Lung cancer x-ray screening in Italy shows positive results

2012 01 10 12 41 38 584 Italian Flag 70

A nearly decadelong lung cancer chest x-ray screening program of at-risk residents of the Varese province in Italy reduced the number of deaths attributed to lung cancer by 18%, according to findings published online in Lung Cancer. This study offers new insights of the value of chest radiographs as a low cost screening tool.

No public policy organization recommends chest x-ray screening for lung cancer. Low-dose CT screening has repeatedly proven to be the most effective imaging modality to monitor suspicious lung nodules and to diagnose cancer.

But when resources are not available to implement a lung cancer screening program, can a chest radiograph-based screening program be substituted for at-risk individuals? A multidisciplinary team of Northern Italian researchers think so (Lung Cancer, 4 January 2013).

In 1997, Dr. Lorenzo Dominioni of the Center for Thoracic Surgery of the University of Insubria Ospedale di Circolo in Varese and co-authors started a nonrandomized population-based observational study of chest x-ray screening of smokers living in the Varese Province. They invited the 5,815 men and women aged 45 to 75 years and who had smoked at least 10 pack years to participate. These individuals lived in 50 specific communities out of a total of 230 communities in the region. The participants would receive an annual chest x-ray for five consecutive years.

A total of 1,244 individuals living in all 50 rural and urban communities enrolled in the study during a 4.5 year recruitment period. An additional 1,221 individuals who lived in the province but not in one of the 50 communities also requested to participate when they learned of the program. (They were added to the lung cancer screening program and monitored separately, but data of their health and mortality outcomes are not included in this study because they were not matched with a reference cohort at the time.)

The 1,244 invited enrollees were matched by a reference population of similarly aged smokers who had a median smoking history of 22.8 to 46 pack years and resided in the 50 communities. Additionally, the populations of smokers and nonsmokers in 230 communities of a 44-town catchment area were statistically analyzed with respect to the regional population mortality rates between 1999 and 2006.

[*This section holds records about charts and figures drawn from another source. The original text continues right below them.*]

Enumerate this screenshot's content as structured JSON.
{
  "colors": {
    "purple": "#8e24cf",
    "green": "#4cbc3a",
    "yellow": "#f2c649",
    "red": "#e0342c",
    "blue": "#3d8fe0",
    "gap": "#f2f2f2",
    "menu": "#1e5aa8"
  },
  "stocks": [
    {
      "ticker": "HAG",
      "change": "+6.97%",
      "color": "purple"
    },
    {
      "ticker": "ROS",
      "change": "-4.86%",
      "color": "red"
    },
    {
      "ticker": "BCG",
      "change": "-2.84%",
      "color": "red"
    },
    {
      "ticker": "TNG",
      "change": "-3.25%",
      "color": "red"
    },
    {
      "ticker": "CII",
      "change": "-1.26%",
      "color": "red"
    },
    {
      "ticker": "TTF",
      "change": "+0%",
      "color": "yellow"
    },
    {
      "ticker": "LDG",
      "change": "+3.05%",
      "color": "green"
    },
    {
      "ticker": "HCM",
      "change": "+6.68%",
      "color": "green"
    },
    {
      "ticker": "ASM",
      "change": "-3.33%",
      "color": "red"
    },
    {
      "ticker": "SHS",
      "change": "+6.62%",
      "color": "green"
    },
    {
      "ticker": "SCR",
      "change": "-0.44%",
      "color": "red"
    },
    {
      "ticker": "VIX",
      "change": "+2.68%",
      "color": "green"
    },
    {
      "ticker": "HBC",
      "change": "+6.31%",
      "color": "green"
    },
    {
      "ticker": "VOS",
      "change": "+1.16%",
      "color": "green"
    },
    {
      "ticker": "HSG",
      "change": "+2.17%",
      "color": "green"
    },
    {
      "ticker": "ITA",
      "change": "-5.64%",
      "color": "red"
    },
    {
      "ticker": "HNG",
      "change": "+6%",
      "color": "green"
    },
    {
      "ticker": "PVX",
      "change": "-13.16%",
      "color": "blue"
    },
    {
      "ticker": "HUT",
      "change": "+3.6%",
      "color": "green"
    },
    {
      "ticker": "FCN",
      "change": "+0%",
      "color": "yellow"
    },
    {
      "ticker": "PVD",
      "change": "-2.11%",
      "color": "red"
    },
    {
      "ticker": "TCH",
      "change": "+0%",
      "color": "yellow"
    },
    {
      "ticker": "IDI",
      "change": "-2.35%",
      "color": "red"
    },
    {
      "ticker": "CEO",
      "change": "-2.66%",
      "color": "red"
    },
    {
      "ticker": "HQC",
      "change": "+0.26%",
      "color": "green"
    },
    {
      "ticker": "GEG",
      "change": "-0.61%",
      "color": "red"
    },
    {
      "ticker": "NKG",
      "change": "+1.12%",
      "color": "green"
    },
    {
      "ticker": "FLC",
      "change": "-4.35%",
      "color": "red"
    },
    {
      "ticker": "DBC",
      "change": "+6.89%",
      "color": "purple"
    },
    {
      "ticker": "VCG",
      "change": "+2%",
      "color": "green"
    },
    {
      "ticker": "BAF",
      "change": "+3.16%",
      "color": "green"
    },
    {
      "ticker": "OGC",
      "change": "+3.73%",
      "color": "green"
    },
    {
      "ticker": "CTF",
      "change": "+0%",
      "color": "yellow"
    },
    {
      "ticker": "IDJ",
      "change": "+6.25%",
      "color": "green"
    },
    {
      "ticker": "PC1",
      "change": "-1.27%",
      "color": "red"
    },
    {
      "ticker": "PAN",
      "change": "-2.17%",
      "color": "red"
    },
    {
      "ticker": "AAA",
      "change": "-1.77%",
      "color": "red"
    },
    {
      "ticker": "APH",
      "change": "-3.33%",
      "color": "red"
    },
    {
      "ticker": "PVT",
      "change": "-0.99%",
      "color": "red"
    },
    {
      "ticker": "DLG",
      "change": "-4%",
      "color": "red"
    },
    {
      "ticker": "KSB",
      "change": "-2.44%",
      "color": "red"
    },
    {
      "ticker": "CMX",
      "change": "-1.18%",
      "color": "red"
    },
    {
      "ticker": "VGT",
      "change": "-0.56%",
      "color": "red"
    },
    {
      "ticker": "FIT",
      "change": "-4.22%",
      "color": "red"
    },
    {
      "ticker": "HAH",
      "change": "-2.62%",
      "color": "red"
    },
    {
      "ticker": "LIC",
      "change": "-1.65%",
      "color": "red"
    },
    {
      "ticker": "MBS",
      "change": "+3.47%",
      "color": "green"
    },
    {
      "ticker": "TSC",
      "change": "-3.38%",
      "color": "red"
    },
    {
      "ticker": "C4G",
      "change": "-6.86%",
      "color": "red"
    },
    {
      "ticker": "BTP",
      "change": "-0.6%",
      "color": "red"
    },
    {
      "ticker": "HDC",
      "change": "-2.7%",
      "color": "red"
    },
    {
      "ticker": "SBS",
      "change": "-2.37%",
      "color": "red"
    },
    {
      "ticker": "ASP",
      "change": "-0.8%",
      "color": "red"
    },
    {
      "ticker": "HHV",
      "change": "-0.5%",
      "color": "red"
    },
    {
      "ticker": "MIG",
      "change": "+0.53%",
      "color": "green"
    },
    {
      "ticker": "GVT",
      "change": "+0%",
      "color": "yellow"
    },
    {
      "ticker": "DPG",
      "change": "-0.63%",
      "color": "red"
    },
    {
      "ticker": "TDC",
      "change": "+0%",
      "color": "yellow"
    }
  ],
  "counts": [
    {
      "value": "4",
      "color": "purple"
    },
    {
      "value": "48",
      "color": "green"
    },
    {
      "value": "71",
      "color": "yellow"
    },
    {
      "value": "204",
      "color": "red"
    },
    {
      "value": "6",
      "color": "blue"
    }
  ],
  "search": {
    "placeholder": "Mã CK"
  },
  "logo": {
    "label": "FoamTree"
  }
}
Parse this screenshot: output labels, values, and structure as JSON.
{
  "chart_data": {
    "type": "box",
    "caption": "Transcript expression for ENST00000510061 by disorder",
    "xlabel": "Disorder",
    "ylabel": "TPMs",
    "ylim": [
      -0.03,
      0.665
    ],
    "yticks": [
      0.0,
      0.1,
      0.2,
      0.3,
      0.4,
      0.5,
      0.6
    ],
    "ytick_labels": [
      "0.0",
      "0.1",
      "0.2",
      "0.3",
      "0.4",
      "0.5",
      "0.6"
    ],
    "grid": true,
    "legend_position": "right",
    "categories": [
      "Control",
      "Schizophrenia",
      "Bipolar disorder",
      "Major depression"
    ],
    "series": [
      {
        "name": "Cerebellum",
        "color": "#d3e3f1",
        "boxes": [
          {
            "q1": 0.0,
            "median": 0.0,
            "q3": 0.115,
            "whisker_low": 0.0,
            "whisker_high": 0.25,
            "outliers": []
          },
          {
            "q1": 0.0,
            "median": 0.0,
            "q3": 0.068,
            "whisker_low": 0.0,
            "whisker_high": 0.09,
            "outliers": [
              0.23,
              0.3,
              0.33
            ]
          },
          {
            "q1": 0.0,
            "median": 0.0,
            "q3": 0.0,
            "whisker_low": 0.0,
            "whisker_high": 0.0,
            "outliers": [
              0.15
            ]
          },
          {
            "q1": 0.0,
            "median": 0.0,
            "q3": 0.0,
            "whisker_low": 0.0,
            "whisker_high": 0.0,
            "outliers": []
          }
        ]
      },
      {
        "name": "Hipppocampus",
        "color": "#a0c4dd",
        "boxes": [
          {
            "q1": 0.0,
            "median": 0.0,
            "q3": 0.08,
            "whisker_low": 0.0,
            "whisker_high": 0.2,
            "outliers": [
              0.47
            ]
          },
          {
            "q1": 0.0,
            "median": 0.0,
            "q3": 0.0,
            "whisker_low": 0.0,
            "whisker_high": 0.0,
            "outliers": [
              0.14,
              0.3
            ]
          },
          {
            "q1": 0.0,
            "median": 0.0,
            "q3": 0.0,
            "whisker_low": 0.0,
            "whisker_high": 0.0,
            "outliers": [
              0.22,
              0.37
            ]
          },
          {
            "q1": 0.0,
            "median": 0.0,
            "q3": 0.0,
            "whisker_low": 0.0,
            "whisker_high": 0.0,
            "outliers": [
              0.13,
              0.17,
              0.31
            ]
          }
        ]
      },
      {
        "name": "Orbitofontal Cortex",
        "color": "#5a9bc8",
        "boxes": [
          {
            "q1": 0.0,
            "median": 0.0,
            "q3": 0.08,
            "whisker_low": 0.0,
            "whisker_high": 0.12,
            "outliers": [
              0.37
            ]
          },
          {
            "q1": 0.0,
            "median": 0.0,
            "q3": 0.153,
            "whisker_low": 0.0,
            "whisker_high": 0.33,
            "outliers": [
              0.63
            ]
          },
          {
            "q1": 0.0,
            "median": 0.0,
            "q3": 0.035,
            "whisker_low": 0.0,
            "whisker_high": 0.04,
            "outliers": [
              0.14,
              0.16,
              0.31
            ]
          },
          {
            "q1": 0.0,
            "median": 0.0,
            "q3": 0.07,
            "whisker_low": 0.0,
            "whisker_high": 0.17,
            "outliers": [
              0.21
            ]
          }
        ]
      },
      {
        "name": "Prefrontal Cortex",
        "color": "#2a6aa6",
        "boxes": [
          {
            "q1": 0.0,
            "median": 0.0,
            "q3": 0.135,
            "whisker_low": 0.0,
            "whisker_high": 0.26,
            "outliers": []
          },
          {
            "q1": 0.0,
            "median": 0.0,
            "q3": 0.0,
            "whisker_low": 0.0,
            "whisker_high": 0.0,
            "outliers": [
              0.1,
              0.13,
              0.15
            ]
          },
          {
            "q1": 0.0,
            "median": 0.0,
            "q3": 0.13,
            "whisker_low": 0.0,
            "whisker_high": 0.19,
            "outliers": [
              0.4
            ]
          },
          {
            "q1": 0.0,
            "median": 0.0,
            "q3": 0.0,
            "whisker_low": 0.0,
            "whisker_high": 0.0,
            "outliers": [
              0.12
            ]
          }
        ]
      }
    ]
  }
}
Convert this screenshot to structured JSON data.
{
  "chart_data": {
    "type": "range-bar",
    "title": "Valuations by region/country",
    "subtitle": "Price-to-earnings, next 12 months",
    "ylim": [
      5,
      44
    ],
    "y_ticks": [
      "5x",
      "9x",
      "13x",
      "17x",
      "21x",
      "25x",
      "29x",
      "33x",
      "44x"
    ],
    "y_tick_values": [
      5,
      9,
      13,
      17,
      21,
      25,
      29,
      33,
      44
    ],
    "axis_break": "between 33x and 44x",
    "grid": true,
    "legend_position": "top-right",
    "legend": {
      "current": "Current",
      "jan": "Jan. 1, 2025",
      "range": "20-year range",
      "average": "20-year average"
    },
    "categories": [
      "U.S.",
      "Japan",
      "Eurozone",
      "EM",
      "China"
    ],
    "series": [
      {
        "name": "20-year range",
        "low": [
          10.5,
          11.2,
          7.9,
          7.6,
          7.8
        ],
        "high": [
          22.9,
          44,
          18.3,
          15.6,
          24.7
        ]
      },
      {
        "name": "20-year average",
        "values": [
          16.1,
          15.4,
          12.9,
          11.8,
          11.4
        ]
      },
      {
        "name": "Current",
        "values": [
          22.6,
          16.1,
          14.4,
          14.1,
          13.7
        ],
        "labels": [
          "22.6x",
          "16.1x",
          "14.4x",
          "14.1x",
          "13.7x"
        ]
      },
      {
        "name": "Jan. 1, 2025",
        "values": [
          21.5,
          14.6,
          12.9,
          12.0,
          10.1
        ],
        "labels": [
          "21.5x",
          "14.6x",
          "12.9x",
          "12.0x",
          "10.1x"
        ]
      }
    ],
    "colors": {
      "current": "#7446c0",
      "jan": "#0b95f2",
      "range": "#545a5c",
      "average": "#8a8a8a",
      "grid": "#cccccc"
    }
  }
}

During this time period, 172 individuals participating in the study died of lung cancer. A total of 210 lung cancer deaths were expected based on the mortality rate of the reference population. Additionally, there were fewer deaths from lung cancer in the study group each consecutive year of participation.

The authors pointed out the outcomes of peer-reviewed published clinical trials of chest x-ray lung cancer screening programs were quite dissimilar and for the most part, negative. They suggested their real-world study approach to invite every resident who qualified may have been more realistic than a randomized or more enrollment-restricted approach.

They also acknowledged outcomes could have been impacted if the general practitioners of the participants gave these patients better standard care than their smoking patients who were not participating. The study may also have stimulated improvements in cancer treatment in the Varese Province.

But regardless, the implementation of a lung cancer chest x-ray screening program at a community level was associated with a significant reduction of lung cancer mortality among smokers.

To determine if such a program is relevant to public health policy in Italy, the next step this research group will undertake is a comprehensive cost-benefit analysis.